Outro meio que pode evitar o aumento de demandas judiciais é a informação de qualidade ainda no primeiro contato com o paciente. Exemplo disso é o caso de Amy Lee Martins Rosa do Nascimento, 18, que aguardou dois meses para consulta com endocrinologista — prazo que considera normal no SUS —, mas recebeu prescrição imediata e instruções completas sobre como solicitar o medicamento. A médica preparou relatórios, explicou cada etapa e orientou a buscar o CEMAC-JB. Amy descreve o atendimento como “excelente”, tanto presencialmente quanto no ambiente digital, e afirma nunca ter enfrentado falta do medicamento, que retira regularmente. Ela utiliza Saxenda, cujo princípio ativo é a liraglutida. No entanto, pondera que muitos usuários têm dificuldades com o sistema online, especialmente idosos e moradores de outros municípios que dependem de representantes enviados pelas prefeituras.

O conjunto dos depoimentos evidencia que o acesso a medicamentos de alto custo em Goiás, embora amparado por políticas públicas robustas, depende diretamente da articulação entre três eixos: comunicação institucional clara, logística eficiente e integração entre diferentes níveis de atenção à saúde. Quando esses elementos falham, o sistema se fragmenta e a garantia constitucional de acesso universal e igualitário aos serviços de saúde fica comprometida.

O acionamento a medicamentos de alto custo pela via judicial

Quando há recusa estatal — seja por indisponibilidade do medicamento, seja por ausência de incorporação ao Sistema Único de Saúde — pacientes podem recorrer à Defensoria Pública, ao Ministério Público ou ao Judiciário. 

Nos últimos anos, a procura pela Justiça para impor ao Estado de Goiás a obrigação de fornecer tais medicamentos aumentou. 

Exemplo de medicamentos que são acionados pela via judicial é o Acalabrutinibe 100mg, com custo mensal de R$46.415,00 (quarenta e seis mil, quatrocentos e quinze reais).
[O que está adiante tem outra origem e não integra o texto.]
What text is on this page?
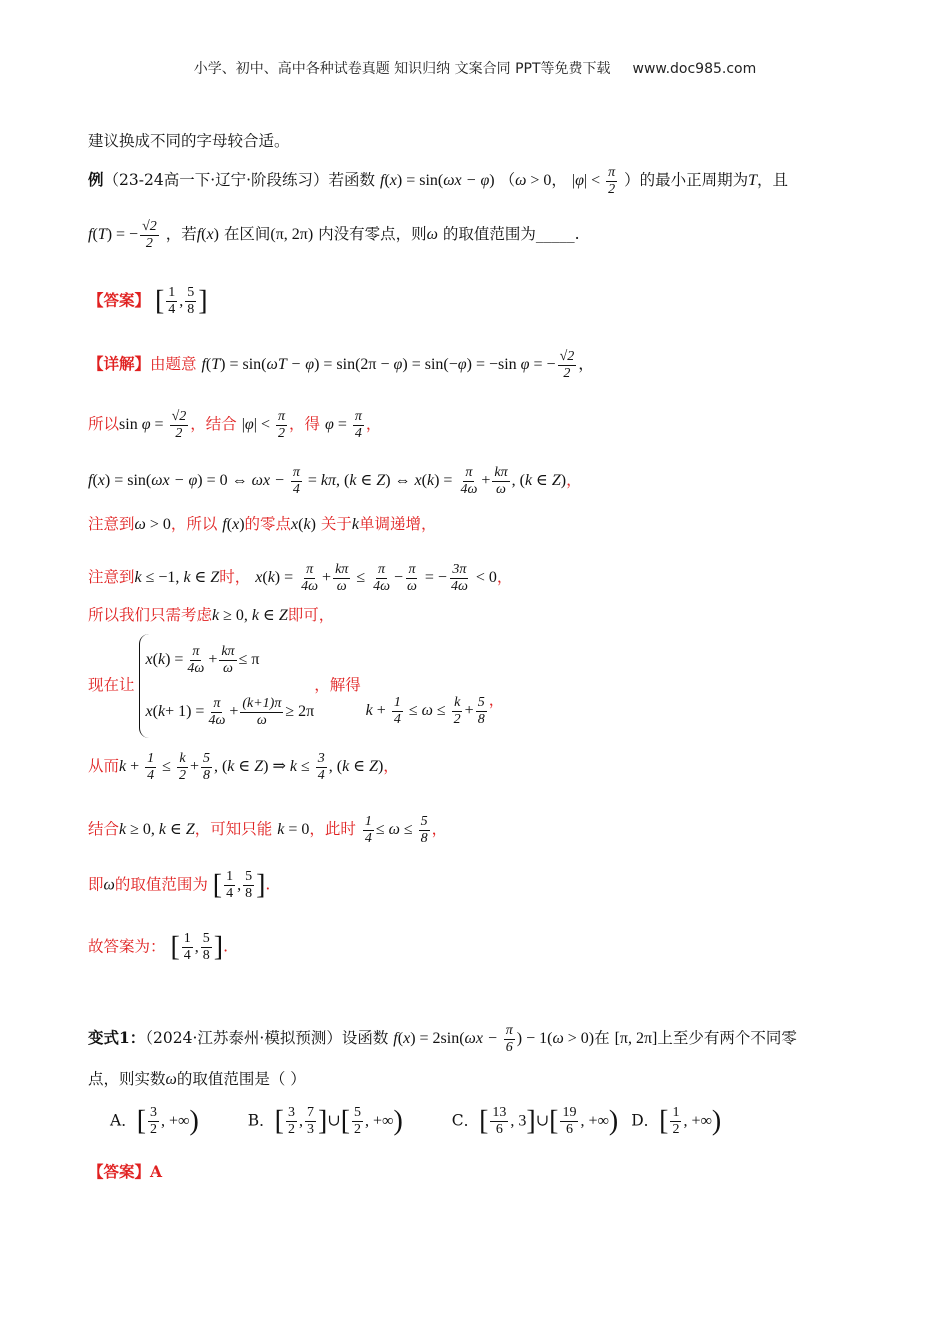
小学、初中、高中各种试卷真题 知识归纳 文案合同 PPT等免费下载 www.doc985.com
建议换成不同的字母较合适。
例（23-24高一下·辽宁·阶段练习）若函数 f(x) = sin(ωx − φ) （ω > 0， $|\varphi| < \frac{\pi}{2}$ ）的最小正周期为T，且
f(T) = − $\frac{√2}{2}$ ，若f(x) 在区间(π, 2π) 内没有零点，则ω 的取值范围为_____.
【答案】 [ $\frac{1}{4}$ , $\frac{5}{8}$ ]
【详解】由题意 f(T) = sin(ωT − φ) = sin(2π − φ) = sin(−φ) = −sin φ = − $\frac{√2}{2}$ ，
所以$\sin \varphi = \frac{√2}{2}$ ，结合 $|\varphi| < \frac{\pi}{2}$ ，得 $\varphi = \frac{\pi}{4}$ ，
f(x) = sin(ωx − φ) = 0 ⇔ $\omega x - \frac{\pi}{4} = k\pi$, (k ∈ Z) ⇔ $x(k) = \frac{\pi}{4\omega} + \frac{k\pi}{\omega}$ , (k ∈ Z)，
注意到ω > 0，所以 f(x)的零点x(k) 关于k单调递增，
注意到k ≤ −1, k ∈ Z时， $x(k) = \frac{\pi}{4\omega} + \frac{k\pi}{\omega} \le \frac{\pi}{4\omega} - \frac{\pi}{\omega}$ = − $\frac{3\pi}{4\omega} < 0$，
所以我们只需考虑k ≥ 0, k ∈ Z即可，
现在让
x ( k ) = $\frac{\pi}{4\omega} + \frac{k\pi}{\omega} \le \pi$
x ( $k + 1) = \frac{\pi}{4\omega} + \frac{(k+1)\pi}{\omega} \ge 2\pi$
，解得 $k + \frac{1}{4} \le \omega \le \frac{k}{2} + \frac{5}{8}$ ，
从而$k + \frac{1}{4} \le \frac{k}{2} + \frac{5}{8}$ , (k ∈ Z) ⇒ $k \le \frac{3}{4}$ , (k ∈ Z)，
结合k ≥ 0, k ∈ Z，可知只能 k = 0，此时 $\frac{1}{4} \le \omega \le \frac{5}{8}$ ，
即ω的取值范围为 [ $\frac{1}{4}$ , $\frac{5}{8}$ ].
故答案为： [ $\frac{1}{4}$ , $\frac{5}{8}$ ].
变式1：（2024·江苏泰州·模拟预测）设函数 $f(x) = 2\sin(\omega x - \frac{\pi}{6}$ ) − 1(ω > 0)在 [π, 2π]上至少有两个不同零
点，则实数ω的取值范围是（ ）
A．[ $\frac{3}{2}$ , +∞)	B．[ $\frac{3}{2}$ , $\frac{7}{3}$ ]∪[ $\frac{5}{2}$ , +∞)	C．[ $\frac{13}{6}$ , 3]∪[ $\frac{19}{6}$ , +∞) D．[ $\frac{1}{2}$ , +∞)
【答案】A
O medicamento é indicado para o uso em pacientes com estágio avançado de câncer no sangue (leucemia), que, em muitos casos, já esperam pelo transplante de medula óssea, conforme explicou a Ouvidora do Poder Judiciário de Goiás, Desembargadora Sandra Regina Teodoro Reis.

A Ouvidora do Judiciário informa que as ações judiciais visam, principalmente, remédios de alto custo, especialmente em casos de CA (pacientes com câncer), seja para combate, cuidado paliativo ou amenização das dores. Para a Ouvidora, embora as demandas sejam rotineiras, tem-se notado significativo e crescente aumento de demandas por remédios para emagrecimento, prescritos por profissionais para evitar a intervenção por meio de cirurgias bariátricas, as famosas “canetinhas”. Destaca que não se trata de ações com prescrição médica para fins estéticos, mas sim para casos graves de obesidade e tratamento de diabetes. Salienta que “embora o serviço judicial seja disponibilizado para toda a população, a falta de informações leva à desistência do tratamento por muitos pacientes, que pensam que a recusa do Estado em fornecer os medicamentos de alto custo, é a última chance de buscar auxílio ao tratamento”.

 

E como buscar auxílio em caso de recusa pelo Estado?

A Desembargadora informa que, em caso de recusa formalizada do Estado em fornecer o medicamento, seja pela falta do fármaco em estoque, ou pela sua inexistência na rede pública estadual (Ex: CD Juarez Barbosa) ou nacional (o que demanda importação de outros países), pode gerar um processo que reivindique o fornecimento do remédio.

Caso a parte que necessita do produto não possua condições financeiras e demande auxílio judicial, poderá acionar órgãos públicos como a Defensoria Pública do Estado de Goiás pelo telefone (62) 3602-1224 ou via e-mail (ouvidoria@defensoria.go.def.br e faleconosco@defensoria.go.def.br). O cidadão ainda pode acionar o CAO de Apoio ao Cidadão, do Ministério Público do Estado de Goiás, pelo telefone 3240-8000 ou se dirigir até a repartição do Ministério Público da cidade da pessoa interessada. Em caso de não atendimento por parte destes órgãos, ou preferindo orientação do Judiciário, os cidadãos podem acionar a Ouvidoria-Geral do Poder Judiciário, pelo telefone 62-32162000.